Assessing recommender ecosystem health, i.e., the long-term impact of recommendation strategies on aspects such as overall satisfaction, collective fairness, and safety, requires the simulation of large multi-agent systems in order to plausibly reproduce the interactions between the different participants of the ecosystem. This, along with the computational load of probabilistic inference tasks, requires an efficient simulation runtime. For computational performance, RecSim NG offers a TensorFlow-based runtime for running simulations on accelerated hardware. The simulation takes advantage of all optimizations offered by TensorFlow's AutoGraph compiler, including accelerated linear algebra (XLA) if available. The simulation will automatically exploit all available cores on the host machine as well as specialized hardware (if run accordingly), such as Tensor Processing Units (TPUs). The core RecSim NG architecture is back-end independent, enabling applications to be developed within other computational frameworks (such as JAX or PyTorch).

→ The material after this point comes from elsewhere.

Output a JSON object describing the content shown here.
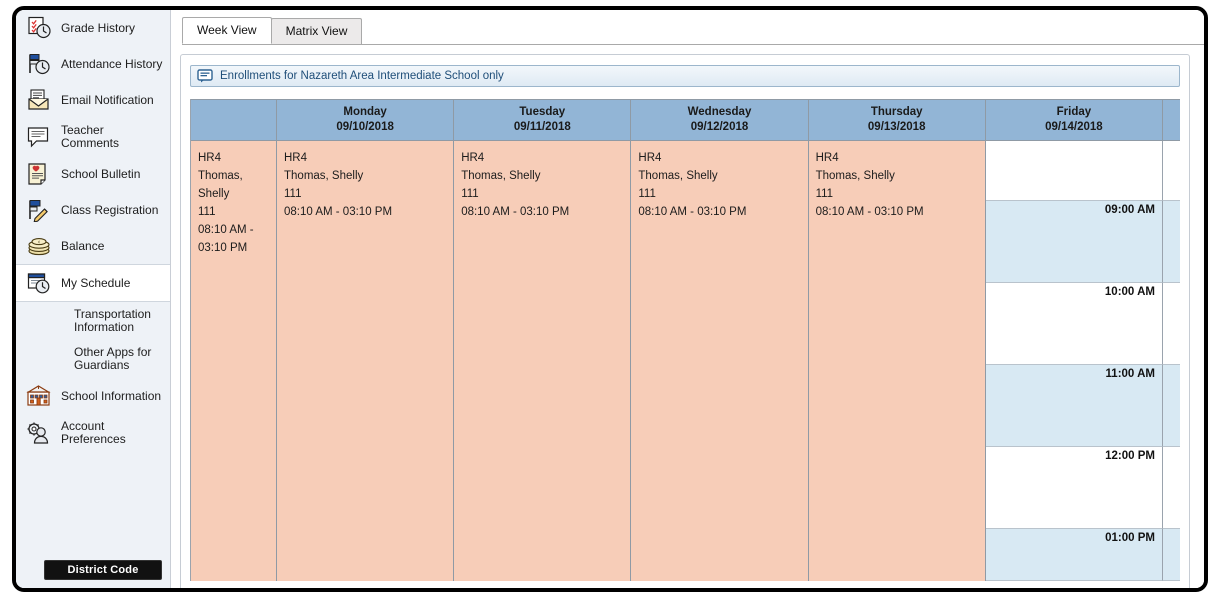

Ecosystem Modeling as an Application
To demonstrate the capabilities of RecSim NG, we present a very simplified model of multi-agent interactions among users and content providers in a stylized recommender ecosystem1. The simulation captures the dynamics of a recommender system that mediates the interaction between users and content providers by recommending slates of those providers’ content items to users over time. We adopt a simplified user model whereby each user is characterized by a static, observable “user interest vector.” This vector determines a user’s affinity with a recommended item, which are then used as inputs to a choice model that determines a user’s item selection from a recommended slate. A user’s utility for any selected item is simply their affinity for the item, perturbed with Gaussian noise.

The aim of the recommender is to maximize cumulative user utility, over all users, over a fixed horizon. However, interesting ecosystem effects make this challenging, and emerge because of content provider behavior. Like users, each provider has an “interest vector'' around which the content items it makes available are centered, reflecting that provider’s general expertise or tendencies. Providers have their own incentives for making content available: their utility is measured by the number of their items selected by any user over the recent past. Moreover, providers with higher utility generate or make available a greater number of items, increasing the “catalog” from which users (and the recommender) can choose.

We compare two different recommender policies in this setting. The first is a standard “myopic'' policy that, for any user, always recommends the items that have the greatest predicted affinity for that user. Under such a policy, the behavior of providers has the potential to give rise to “rich-get-richer'' phenomena: providers that initially attract users produce more items at subsequent periods, which increases the odds of attracting even further future engagement. This gradual concentration of available items around “mainstream” content providers has a negative impact on overall user utility over time. The second recommender policy is aware of these provider dynamics, which it counteracts by promoting under-served providers.2 While a simple heuristic, the provider-aware policy increases overall user utility over extended horizons.

The number of agents in the simulation is large and we templatize both users and content providers with reusable modeling blocks offered by RecSim NG. Determining how to execute the simulation in parallel is non-trivial, so it is critical to utilize TF's AutoGraph and other computational optimizations.

Conclusion
Our hope is that RecSim NG will make it easier for both researchers and practitioners to develop, train and evaluate novel algorithms for recommender systems, especially algorithms intended to optimize system behavior over extended horizons, capture complex multi-agent interactions and incentives, or both. We are also investigating the release of increasingly realistic user models that can serve as benchmarks for the research community, as well as methods that can facilitate “sim2real” transfer using RecSim NG.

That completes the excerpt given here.